Vivien Krieger, Appellant,
v
Oumar Diallo et al., Respondents, et al., Defendants.

—[*1] Weiser & Associates, LLP, New York (Martin J. Weiser of counsel), for appellant.

Baker, McEvoy, Morrissey & Moskovits, P.C., New York (Stacy R. Seldin of counsel), for respondents.

Order, Supreme Court, Bronx County (Cynthia S. Kern, J.), entered October 20, 2008, which, to the extent appealed from, granted the motion by defendants Diallo and Fernandez for summary judgment dismissing the complaint as against them, unanimously affirmed, without costs.

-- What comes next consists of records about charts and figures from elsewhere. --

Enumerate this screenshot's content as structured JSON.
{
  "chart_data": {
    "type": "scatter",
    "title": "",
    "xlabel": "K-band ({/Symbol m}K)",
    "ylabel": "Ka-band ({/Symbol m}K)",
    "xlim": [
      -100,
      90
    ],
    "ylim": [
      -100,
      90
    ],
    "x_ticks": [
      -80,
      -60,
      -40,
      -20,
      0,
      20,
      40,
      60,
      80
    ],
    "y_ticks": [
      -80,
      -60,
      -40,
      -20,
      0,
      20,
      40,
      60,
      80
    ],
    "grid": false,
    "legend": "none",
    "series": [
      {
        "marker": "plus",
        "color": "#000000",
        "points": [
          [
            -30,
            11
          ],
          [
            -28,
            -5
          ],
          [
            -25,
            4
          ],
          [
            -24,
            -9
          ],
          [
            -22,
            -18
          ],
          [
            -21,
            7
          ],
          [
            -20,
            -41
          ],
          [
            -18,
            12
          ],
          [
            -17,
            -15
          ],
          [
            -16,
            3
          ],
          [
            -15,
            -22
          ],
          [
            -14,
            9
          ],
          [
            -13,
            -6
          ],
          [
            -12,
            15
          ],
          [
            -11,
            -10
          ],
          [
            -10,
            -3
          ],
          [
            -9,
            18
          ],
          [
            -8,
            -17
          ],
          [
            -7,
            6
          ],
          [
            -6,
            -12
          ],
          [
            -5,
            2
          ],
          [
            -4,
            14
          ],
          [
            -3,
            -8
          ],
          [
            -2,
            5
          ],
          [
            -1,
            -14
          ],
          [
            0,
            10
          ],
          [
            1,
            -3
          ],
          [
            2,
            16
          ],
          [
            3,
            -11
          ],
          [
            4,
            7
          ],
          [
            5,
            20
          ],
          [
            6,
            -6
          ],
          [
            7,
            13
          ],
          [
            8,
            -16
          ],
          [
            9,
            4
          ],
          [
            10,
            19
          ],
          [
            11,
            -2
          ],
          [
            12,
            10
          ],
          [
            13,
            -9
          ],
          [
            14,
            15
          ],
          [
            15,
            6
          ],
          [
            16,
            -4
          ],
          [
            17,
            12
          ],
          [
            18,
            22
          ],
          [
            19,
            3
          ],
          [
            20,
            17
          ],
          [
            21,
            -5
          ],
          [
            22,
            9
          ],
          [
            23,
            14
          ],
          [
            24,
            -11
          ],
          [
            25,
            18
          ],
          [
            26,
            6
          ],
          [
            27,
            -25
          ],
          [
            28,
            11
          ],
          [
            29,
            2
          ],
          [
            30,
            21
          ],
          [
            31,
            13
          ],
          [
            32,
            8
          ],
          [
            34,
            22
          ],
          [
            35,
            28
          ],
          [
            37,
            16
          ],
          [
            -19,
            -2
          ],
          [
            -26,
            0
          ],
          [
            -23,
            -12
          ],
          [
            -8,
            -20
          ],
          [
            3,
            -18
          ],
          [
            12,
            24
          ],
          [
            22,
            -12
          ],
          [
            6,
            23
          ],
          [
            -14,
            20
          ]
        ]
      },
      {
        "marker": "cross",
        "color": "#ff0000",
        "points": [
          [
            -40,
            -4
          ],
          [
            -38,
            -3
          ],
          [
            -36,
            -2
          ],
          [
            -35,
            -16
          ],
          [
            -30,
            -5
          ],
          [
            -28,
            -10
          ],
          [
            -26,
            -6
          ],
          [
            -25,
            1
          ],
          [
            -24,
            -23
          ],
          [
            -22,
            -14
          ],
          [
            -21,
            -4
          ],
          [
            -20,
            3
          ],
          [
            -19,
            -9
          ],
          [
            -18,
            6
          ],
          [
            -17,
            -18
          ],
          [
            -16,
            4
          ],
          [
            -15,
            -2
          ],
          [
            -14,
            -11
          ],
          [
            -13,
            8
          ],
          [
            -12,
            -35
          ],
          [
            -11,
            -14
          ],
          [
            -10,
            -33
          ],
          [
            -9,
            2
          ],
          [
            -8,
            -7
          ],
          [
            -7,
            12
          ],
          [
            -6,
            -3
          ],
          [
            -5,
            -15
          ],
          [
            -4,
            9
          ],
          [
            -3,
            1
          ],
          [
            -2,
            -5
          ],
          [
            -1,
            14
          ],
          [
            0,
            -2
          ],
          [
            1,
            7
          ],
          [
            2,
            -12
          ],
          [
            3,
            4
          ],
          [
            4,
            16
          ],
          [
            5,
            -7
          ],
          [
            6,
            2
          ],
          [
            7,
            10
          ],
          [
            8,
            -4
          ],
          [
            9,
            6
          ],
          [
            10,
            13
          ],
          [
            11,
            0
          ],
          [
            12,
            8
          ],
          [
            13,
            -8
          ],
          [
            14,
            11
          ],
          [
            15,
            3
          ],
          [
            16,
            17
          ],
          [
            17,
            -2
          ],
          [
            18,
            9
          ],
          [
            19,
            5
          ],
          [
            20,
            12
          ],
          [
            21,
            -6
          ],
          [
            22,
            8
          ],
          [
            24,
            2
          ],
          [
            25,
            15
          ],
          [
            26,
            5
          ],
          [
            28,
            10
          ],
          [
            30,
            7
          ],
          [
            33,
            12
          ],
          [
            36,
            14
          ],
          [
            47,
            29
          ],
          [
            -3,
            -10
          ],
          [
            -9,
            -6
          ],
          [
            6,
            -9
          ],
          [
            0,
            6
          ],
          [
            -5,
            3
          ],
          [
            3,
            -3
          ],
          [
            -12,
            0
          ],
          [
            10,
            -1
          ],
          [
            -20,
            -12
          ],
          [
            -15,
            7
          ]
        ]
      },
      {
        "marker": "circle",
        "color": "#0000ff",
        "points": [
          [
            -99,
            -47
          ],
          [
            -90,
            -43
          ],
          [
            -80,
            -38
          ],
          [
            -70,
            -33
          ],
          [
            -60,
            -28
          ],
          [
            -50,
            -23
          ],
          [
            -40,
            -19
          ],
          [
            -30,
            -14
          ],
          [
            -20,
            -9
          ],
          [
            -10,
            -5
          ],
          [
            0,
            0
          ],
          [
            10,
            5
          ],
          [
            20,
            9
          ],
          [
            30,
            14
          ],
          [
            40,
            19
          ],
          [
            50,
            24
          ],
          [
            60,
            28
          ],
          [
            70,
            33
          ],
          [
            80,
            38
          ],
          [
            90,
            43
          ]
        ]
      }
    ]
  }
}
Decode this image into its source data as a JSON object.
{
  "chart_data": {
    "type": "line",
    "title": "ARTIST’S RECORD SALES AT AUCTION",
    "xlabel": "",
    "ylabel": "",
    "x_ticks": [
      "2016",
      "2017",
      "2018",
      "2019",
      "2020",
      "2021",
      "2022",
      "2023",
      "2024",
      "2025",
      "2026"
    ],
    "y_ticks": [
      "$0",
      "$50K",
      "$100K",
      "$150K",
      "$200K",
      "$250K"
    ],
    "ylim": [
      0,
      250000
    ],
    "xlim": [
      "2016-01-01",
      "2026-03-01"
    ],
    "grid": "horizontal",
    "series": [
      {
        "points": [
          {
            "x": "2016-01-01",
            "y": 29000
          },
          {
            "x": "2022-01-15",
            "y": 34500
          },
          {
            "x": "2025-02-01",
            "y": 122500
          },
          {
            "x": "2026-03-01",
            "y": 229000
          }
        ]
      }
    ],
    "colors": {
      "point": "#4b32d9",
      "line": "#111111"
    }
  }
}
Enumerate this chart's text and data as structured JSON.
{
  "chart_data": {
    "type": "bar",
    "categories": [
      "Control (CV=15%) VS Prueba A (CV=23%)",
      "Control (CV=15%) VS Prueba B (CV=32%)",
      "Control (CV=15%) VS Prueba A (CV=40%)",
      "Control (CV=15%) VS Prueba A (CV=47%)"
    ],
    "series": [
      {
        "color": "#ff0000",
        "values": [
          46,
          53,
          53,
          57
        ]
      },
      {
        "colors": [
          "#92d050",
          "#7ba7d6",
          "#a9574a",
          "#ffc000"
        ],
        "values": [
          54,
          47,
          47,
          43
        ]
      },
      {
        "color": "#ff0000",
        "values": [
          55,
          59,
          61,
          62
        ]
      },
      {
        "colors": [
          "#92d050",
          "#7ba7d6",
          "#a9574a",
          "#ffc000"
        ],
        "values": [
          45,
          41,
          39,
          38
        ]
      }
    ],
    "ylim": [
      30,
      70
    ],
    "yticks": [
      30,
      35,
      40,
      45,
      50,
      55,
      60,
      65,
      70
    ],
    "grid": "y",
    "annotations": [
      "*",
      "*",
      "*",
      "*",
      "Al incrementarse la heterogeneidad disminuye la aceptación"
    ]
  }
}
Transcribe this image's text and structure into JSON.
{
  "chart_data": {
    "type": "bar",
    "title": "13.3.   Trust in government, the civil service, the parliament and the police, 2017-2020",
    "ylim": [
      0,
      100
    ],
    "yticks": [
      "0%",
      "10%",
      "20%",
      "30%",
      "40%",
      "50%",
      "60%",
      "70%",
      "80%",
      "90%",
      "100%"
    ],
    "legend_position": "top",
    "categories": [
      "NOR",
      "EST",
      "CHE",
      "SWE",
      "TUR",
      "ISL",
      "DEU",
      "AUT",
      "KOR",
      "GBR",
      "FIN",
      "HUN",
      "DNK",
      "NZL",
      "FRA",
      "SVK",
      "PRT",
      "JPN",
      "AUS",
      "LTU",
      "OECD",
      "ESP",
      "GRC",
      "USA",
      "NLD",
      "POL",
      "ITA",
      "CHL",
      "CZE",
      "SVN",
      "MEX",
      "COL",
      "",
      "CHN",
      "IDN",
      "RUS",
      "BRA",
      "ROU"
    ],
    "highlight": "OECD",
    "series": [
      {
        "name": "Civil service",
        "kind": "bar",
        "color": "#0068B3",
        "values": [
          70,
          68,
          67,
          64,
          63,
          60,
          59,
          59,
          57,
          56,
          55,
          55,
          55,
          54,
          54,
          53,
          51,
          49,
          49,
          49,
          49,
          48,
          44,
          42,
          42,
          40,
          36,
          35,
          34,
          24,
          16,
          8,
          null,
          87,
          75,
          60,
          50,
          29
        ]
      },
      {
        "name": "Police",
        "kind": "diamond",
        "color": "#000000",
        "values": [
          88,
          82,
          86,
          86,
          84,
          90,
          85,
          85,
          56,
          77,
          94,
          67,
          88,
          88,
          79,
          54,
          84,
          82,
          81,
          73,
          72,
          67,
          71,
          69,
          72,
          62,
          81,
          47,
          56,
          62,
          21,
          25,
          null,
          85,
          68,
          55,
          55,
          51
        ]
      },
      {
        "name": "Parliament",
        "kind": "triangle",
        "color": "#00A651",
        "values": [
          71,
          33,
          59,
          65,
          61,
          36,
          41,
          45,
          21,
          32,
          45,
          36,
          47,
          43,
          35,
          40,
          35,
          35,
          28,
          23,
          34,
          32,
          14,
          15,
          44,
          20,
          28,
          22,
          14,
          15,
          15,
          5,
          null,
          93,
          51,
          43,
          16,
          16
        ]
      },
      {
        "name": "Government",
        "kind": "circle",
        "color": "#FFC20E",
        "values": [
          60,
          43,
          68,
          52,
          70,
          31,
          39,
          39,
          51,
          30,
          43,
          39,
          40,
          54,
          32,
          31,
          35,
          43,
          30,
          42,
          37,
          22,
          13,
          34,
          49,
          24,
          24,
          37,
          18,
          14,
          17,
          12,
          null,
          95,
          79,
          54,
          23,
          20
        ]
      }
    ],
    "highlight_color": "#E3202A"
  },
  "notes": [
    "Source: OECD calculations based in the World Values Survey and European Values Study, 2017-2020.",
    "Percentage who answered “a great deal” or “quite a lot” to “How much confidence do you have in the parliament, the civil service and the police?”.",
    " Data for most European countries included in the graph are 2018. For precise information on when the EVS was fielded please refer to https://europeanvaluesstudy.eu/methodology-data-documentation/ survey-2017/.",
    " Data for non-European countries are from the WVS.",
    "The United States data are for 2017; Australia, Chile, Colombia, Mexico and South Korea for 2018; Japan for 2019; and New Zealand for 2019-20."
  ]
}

In opposition to defendants' prima facie showing that plaintiff did not suffer a serious injury causally related to the motor vehicle accident, plaintiff failed to raise a triable question of fact as to the purported injuries to her cervical and lumbar spine and jaw (see Lopez v Carpio-Ceballo, 20 AD3d 336 [2005]). The accident occurred in early September 2006, but there is no evidence that plaintiff received any medical treatment related thereto beyond December of that year, and her physical therapy sessions terminated in April 2007. Plaintiff's visit and consultation with her doctor in January 2008 appear to have been related only to the present litigation. Her claim of serious injury is undermined by her unexplained cessation of treatment (see Pommells v Perez, 4 NY3d 566, 574 [2005]). Moreover, her experts never correlated her deficits to this accident, and thus failed to offer objective medical proof of a causally related serious injury. An expert's conclusory statements in this regard, unsupported by probative evidence, are insufficient to defeat summary judgment (see Mitchell v Atlantic Paratrans of NYC, Inc., 57 AD3d 336, 337 [2008]). [*2]

Plaintiff has also failed to present any evidence of inability to perform her usual and customary daily activities for at least 90 of the 180 days following the accident. Concur—Mazzarelli, J.P., Saxe, Nardelli, Renwick and Freedman, JJ.